There, he only saw a decent amount of playing time in one season – 1973. Fifteen of his 21 career home runs came that year. Two of those came on July 13 against the Atlanta Braves, when he homered in pinch hit appearances in both games of a double header. Later that season, on September 2 in Philadelphia, Breeden set the club record for most total bases in a single game (12), hitting a home run, two triples and a double. His playing time – and his power – diminished significantly in 1974, and after spending most of 1975 in the minors, he was released.

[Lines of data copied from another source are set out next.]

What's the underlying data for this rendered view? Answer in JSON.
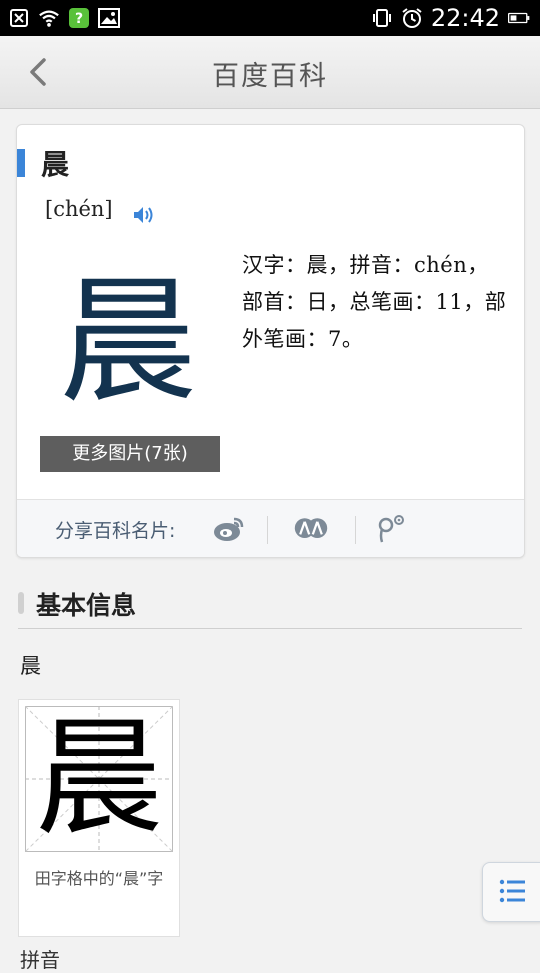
{
  "status_bar": {
    "time": "22:42",
    "left_icons": [
      "close-box-icon",
      "wifi-icon",
      "app-notification-icon",
      "image-icon"
    ],
    "right_icons": [
      "vibrate-icon",
      "alarm-icon",
      "battery-icon"
    ]
  },
  "navbar": {
    "title": "百度百科",
    "back_icon": "chevron-left-icon"
  },
  "card": {
    "word": "晨",
    "pinyin": "[chén]",
    "char_image_text": "晨",
    "more_images_label": "更多图片(7张)",
    "description": "汉字：晨，拼音：chén，部首：日，总笔画：11，部外笔画：7。",
    "share": {
      "label": "分享百科名片:",
      "icons": [
        "weibo-icon",
        "renren-icon",
        "tencent-weibo-icon"
      ]
    }
  },
  "basic_info": {
    "title": "基本信息",
    "char": "晨",
    "grid_char": "晨",
    "caption": "田字格中的“晨”字"
  },
  "peek_text": "拼音",
  "colors": {
    "accent": "#3b85d8",
    "char_image": "#13334f",
    "more_button": "#5e5e5e",
    "share_label": "#4a5d73"
  }
}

The Hanshin Tigers signed Breeden in 1976, and he came to camp with Mike Reinbach with the hopes of becoming right- and left-hitting sources of power. At camp, Breeden impressed everyone with shot after shot over the fences. Reinbach struggled, but with a lot of practice and personal coaching, became a solid part of the team’s hitting lineup. In fact, the two made part of a deadly heart of the order – Reinbach, catcher Koichi Tabuchi, Breeden and rookie Masayuki Kakefu – which helped set a league record for most team home runs in a single season with 193. Breeden rode a hot bat in May (5 multi-homer games) to lead the team with 40 home runs, and in doing so, became the first import to record 40+ bombs in his inaugural season.

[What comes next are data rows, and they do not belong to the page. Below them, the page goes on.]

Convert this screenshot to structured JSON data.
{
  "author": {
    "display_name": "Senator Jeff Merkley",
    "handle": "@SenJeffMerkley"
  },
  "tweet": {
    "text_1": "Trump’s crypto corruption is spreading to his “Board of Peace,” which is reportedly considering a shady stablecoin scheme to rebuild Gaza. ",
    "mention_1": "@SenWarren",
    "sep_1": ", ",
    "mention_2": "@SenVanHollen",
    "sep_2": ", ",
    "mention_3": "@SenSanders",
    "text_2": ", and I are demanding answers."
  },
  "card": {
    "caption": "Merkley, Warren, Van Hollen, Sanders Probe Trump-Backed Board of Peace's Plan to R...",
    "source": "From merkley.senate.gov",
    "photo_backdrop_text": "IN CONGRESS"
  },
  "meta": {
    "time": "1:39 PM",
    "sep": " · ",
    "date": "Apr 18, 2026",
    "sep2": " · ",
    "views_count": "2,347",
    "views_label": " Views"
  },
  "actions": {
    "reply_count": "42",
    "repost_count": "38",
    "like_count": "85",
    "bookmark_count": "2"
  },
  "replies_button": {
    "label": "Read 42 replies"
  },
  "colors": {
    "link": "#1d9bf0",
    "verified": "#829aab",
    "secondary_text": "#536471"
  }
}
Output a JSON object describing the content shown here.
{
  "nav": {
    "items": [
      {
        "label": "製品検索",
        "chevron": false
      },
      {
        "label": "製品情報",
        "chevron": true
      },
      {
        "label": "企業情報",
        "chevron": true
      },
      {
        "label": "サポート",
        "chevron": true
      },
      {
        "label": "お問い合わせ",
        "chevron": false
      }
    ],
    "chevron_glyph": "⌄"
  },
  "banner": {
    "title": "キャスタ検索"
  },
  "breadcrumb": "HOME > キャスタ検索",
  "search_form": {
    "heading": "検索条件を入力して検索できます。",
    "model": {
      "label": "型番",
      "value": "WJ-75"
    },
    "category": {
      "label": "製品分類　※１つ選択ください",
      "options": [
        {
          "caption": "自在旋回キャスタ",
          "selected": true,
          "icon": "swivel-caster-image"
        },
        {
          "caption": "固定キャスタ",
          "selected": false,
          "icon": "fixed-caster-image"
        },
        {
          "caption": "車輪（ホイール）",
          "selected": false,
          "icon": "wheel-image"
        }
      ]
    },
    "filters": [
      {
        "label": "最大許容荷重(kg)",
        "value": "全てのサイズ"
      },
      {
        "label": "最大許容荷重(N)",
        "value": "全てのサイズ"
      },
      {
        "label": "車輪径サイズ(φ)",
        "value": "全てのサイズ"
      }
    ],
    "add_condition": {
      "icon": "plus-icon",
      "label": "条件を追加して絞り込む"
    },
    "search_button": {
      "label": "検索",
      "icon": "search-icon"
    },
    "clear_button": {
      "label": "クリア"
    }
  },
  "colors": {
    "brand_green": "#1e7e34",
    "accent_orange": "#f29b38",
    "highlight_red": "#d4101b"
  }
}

The following season, despite a drop in his batting average, he kept his power numbers really high – 37 homers to once again lead the team in round trippers. He also led the team in RBIs for the second straight season. Unfortunately, a knee injury slowed him down in 1978. He returned to America in June to have it treated and never returned to Japan.
Breeden’s huge, hulking stance in the batter’s box gave him a real intimidating look and earned him the nickname “akaoni” (赤鬼 = red ogre). He was a left-handed, right-hitting first baseman – a rarity in baseball. Also, his strong swing and slow feet led to a whopping 36 double plays in his first two seasons. Still, he and Reinbach could be considered the best combination of import hitter teammates in club history.